Cross-Domain Few-Shot Segmentation via Ordinary Differential Equations over Time Intervals

Abstract

Cross-domain few-shot segmentation (CD-FSS) aims to segment unseen categories with very limited samples while alleviating the negative effects of domain shift between the source and target domains. At present, existing CD-FSS studies typically rely on multiple independent modules to enhance cross-domain adaptability. However, the independence among these modules hinders the effective flow of knowledge, making it difficult to fully leverage their collective potential. In contrast, this paper proposes an all-in-one module based on ordinary differential equations (ODEs) and the Fourier transform, resulting in a structurally concise method-Few-Shot Segmentation over Time Intervals (FSS-TIs).

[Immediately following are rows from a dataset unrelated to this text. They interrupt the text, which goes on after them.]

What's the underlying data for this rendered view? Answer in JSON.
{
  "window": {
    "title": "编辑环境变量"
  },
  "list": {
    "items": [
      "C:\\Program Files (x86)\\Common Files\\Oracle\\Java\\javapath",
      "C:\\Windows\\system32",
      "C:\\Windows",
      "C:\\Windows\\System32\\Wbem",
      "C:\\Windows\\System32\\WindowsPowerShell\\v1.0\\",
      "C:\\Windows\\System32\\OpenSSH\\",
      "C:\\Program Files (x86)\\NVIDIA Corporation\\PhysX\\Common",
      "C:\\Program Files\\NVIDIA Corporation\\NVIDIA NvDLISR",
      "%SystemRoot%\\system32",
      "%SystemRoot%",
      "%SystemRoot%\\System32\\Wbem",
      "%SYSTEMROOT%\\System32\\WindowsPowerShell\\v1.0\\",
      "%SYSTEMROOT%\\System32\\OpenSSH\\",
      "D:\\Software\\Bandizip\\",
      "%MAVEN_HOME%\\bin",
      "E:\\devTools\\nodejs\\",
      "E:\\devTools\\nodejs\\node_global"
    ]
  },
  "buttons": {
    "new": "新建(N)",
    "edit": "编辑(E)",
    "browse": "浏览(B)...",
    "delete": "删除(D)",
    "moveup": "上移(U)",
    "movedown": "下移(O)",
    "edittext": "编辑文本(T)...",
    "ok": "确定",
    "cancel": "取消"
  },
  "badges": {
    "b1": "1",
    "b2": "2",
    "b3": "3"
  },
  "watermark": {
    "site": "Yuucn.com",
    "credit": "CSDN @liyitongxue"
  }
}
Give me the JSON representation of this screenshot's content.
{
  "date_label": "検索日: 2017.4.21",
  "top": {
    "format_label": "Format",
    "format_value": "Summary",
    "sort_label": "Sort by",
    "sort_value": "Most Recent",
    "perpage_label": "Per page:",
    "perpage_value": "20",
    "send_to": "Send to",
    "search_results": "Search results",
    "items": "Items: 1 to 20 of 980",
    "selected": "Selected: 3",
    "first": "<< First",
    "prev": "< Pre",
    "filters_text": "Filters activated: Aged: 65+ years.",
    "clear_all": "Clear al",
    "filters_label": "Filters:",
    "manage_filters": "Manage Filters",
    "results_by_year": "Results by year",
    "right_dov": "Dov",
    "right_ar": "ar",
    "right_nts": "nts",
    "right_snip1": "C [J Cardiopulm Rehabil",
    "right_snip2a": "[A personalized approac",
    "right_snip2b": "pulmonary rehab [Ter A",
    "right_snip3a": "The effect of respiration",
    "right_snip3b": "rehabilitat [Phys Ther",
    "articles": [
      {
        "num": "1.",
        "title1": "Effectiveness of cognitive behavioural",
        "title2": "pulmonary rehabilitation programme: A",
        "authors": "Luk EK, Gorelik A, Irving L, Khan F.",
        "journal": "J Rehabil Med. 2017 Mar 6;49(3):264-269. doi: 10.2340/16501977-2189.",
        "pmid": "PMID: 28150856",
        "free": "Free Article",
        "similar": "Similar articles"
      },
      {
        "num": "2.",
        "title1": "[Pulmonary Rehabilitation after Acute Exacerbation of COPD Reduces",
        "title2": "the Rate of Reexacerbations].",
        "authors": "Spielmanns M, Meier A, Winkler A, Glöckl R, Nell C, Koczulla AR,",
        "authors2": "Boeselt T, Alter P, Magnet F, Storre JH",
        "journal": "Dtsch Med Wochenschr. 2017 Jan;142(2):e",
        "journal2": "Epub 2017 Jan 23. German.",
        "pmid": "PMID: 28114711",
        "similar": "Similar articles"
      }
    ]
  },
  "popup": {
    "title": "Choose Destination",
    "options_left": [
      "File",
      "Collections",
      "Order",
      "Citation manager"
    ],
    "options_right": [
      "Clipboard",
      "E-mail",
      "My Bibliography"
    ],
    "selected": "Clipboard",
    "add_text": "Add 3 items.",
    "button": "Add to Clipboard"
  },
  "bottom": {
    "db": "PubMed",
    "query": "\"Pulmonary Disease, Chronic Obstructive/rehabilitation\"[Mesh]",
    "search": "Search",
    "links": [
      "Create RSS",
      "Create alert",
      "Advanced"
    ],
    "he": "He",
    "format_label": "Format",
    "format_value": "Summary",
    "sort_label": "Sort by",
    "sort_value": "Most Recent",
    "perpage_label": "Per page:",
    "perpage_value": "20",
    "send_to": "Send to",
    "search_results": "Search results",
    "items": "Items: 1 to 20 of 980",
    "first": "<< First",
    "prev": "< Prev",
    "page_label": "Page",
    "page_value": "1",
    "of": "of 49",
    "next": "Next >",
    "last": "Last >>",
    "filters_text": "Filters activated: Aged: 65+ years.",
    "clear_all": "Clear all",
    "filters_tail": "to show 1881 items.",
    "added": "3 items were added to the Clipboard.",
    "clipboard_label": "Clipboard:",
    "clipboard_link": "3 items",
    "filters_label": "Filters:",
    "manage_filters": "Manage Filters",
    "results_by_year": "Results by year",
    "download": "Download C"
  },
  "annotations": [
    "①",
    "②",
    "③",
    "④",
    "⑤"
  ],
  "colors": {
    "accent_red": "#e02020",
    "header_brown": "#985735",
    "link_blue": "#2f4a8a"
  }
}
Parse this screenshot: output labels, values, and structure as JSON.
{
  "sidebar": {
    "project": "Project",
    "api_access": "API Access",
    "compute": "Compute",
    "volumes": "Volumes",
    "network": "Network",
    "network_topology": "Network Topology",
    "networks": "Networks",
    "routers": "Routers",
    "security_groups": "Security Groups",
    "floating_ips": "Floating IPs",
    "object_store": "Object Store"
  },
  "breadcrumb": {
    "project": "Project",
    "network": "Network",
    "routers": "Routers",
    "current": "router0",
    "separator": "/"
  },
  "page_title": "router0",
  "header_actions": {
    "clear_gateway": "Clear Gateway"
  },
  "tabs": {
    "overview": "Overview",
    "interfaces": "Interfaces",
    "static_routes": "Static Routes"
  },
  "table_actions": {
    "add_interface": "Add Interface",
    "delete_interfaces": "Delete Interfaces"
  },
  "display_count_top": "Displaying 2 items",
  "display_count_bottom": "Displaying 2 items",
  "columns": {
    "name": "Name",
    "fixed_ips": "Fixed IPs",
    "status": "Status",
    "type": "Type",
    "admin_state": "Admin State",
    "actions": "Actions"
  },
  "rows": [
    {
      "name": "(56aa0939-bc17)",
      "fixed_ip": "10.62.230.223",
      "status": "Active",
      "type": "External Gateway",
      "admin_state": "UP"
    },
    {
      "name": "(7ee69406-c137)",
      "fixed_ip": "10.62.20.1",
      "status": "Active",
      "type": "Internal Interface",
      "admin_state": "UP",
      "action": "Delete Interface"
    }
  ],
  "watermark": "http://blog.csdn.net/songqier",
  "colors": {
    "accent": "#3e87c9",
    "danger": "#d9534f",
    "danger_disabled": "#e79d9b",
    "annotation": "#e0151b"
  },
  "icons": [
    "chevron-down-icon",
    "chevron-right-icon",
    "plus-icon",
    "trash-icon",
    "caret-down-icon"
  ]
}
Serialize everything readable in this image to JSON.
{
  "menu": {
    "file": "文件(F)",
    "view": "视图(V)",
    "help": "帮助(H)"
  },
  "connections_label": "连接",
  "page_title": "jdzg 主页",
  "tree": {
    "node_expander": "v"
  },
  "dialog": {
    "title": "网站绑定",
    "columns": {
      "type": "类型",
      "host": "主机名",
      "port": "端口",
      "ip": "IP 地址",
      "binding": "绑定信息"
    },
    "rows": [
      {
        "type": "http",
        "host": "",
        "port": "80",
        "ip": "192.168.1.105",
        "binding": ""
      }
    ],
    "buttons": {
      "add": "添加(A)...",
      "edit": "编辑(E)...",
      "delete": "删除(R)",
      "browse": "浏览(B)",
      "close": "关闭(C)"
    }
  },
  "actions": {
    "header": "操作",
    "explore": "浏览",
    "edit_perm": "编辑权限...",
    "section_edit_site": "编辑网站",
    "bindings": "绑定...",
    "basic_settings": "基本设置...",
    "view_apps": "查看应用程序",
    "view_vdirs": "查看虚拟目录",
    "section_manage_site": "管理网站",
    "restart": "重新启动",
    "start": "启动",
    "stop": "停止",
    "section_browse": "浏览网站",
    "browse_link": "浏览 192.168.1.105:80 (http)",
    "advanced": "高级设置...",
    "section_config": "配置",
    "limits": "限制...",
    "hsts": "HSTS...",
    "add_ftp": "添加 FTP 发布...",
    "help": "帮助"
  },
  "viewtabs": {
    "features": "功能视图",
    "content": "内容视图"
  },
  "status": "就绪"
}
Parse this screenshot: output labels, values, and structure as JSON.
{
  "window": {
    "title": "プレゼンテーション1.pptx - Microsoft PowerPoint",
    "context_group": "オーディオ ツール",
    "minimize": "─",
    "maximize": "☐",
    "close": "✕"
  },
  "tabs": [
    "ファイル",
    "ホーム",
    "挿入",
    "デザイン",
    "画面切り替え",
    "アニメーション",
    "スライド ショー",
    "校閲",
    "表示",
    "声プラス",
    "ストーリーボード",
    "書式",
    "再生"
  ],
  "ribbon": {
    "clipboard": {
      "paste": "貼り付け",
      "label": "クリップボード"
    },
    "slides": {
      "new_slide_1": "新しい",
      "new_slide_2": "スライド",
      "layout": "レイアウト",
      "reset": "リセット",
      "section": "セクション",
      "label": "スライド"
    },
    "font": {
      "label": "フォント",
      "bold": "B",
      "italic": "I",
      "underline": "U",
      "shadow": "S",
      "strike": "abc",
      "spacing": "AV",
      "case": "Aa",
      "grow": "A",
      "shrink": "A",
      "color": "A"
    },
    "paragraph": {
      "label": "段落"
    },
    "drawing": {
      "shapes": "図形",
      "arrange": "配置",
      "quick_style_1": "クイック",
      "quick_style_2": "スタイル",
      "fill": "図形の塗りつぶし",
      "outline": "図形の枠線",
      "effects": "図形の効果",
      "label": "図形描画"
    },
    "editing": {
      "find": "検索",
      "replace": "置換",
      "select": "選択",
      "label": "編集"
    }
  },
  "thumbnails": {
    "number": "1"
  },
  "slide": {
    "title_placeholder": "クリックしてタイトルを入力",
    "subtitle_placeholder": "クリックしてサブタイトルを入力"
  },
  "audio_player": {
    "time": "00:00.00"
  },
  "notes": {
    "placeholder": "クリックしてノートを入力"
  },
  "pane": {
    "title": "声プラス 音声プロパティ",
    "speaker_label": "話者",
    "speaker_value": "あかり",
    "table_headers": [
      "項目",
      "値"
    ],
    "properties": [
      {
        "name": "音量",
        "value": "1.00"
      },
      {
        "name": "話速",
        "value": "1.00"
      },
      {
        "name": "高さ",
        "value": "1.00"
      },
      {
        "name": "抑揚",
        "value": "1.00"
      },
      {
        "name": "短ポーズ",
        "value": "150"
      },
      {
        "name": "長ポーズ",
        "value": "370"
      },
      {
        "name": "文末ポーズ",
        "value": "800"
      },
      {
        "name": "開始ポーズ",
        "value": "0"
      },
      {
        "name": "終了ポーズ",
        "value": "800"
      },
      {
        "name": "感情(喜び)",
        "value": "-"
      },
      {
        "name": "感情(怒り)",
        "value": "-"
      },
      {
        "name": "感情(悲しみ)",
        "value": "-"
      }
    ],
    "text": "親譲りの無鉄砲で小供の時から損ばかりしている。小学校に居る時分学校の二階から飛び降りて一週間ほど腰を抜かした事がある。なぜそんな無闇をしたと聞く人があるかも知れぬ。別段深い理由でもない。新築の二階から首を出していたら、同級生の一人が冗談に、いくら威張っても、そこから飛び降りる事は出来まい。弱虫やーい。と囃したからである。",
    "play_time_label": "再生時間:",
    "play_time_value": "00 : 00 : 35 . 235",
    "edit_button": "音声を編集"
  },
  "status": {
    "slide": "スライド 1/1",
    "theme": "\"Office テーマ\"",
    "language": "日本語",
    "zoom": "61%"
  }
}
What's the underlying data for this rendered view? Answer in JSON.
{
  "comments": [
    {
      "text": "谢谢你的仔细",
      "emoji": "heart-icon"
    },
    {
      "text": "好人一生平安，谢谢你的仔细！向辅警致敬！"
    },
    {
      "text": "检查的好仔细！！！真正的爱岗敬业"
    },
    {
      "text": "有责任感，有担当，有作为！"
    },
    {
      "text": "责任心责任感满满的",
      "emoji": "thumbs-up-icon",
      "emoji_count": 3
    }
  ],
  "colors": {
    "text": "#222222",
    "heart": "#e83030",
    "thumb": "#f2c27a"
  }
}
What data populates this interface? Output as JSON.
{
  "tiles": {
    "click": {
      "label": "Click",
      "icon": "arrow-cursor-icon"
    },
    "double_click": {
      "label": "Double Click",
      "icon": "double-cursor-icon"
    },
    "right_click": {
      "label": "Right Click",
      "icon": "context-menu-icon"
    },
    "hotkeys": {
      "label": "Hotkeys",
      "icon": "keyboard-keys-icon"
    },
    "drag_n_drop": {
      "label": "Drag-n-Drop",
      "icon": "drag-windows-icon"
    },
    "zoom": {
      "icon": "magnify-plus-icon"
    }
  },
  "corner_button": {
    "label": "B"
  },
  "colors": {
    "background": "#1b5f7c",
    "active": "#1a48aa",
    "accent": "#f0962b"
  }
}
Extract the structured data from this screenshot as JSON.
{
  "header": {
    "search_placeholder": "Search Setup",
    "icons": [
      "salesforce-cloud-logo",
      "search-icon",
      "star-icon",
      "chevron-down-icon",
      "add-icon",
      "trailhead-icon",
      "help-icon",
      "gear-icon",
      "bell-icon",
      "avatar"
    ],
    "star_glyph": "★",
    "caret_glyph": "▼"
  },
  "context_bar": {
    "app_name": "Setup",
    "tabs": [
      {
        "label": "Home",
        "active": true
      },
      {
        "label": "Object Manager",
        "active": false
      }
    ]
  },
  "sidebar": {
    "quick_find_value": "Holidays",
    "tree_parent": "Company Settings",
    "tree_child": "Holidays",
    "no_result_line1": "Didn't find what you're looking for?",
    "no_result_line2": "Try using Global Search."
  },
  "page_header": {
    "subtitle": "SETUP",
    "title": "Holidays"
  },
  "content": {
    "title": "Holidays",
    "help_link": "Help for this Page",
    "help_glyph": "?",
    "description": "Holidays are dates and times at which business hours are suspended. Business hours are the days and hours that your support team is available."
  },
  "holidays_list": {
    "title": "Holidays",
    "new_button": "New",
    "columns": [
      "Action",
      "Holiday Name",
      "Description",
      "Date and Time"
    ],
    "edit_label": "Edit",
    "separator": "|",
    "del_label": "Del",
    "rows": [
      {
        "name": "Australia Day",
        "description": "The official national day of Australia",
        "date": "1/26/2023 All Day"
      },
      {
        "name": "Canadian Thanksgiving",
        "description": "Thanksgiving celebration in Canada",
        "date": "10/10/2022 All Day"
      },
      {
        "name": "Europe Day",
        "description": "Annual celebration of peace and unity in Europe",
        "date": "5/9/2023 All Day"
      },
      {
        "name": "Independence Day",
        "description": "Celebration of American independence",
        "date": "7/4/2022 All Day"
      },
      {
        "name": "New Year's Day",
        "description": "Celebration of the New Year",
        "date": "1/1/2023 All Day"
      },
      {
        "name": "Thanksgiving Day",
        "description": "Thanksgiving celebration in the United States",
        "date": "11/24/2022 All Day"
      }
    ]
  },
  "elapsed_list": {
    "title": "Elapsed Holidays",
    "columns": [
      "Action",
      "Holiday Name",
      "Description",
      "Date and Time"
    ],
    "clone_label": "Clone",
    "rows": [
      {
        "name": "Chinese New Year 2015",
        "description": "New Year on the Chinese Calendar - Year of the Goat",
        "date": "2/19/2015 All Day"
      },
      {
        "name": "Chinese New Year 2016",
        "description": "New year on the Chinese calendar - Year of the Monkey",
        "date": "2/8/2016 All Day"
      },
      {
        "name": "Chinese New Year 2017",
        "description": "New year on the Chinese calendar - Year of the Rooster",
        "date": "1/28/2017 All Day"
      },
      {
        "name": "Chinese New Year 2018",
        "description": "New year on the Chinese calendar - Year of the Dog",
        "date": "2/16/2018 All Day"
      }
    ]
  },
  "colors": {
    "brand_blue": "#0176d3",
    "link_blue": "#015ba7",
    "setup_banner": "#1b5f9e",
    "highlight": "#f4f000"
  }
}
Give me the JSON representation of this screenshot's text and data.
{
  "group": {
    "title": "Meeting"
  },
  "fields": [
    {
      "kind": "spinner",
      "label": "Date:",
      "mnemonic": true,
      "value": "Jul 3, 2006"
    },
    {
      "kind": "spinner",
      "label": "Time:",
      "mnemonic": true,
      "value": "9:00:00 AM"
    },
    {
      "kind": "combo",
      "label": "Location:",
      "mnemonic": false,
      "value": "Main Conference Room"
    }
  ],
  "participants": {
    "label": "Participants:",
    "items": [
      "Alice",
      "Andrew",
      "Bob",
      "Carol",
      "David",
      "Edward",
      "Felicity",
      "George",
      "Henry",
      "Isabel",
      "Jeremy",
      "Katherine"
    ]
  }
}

FSS-TIs not only explores a domain-agnostic feature space, but also achieves significant performance improvement through target-domain fine-tuning with extremely limited support samples. Specifically, the ODE modeling process incorporates nonlinear transformations and random perturbations of the amplitude and phase spectra, effectively simulating potential target-domain data distributions. Meanwhile, the analytical solution of the ODE is transformed into a theoretically infinitely iterable feature refinement process, thereby enhancing the learning capability under limited support samples. In this way, both the exploration of domain-agnostic features and the few-shot learning problem can be addressed through the optimization of the intrinsic parameters of the ODE. Moreover, during target-domain fine-tuning, we strictly constrain the support samples to match the settings of real-world CD-FSS tasks, without incurring additional annotation costs. Experimental results demonstrate the superiority of FSS-TIs over existing CD-FSS methods, and in-depth ablation studies further validate the cross-domain adaptability of FSS-TIs.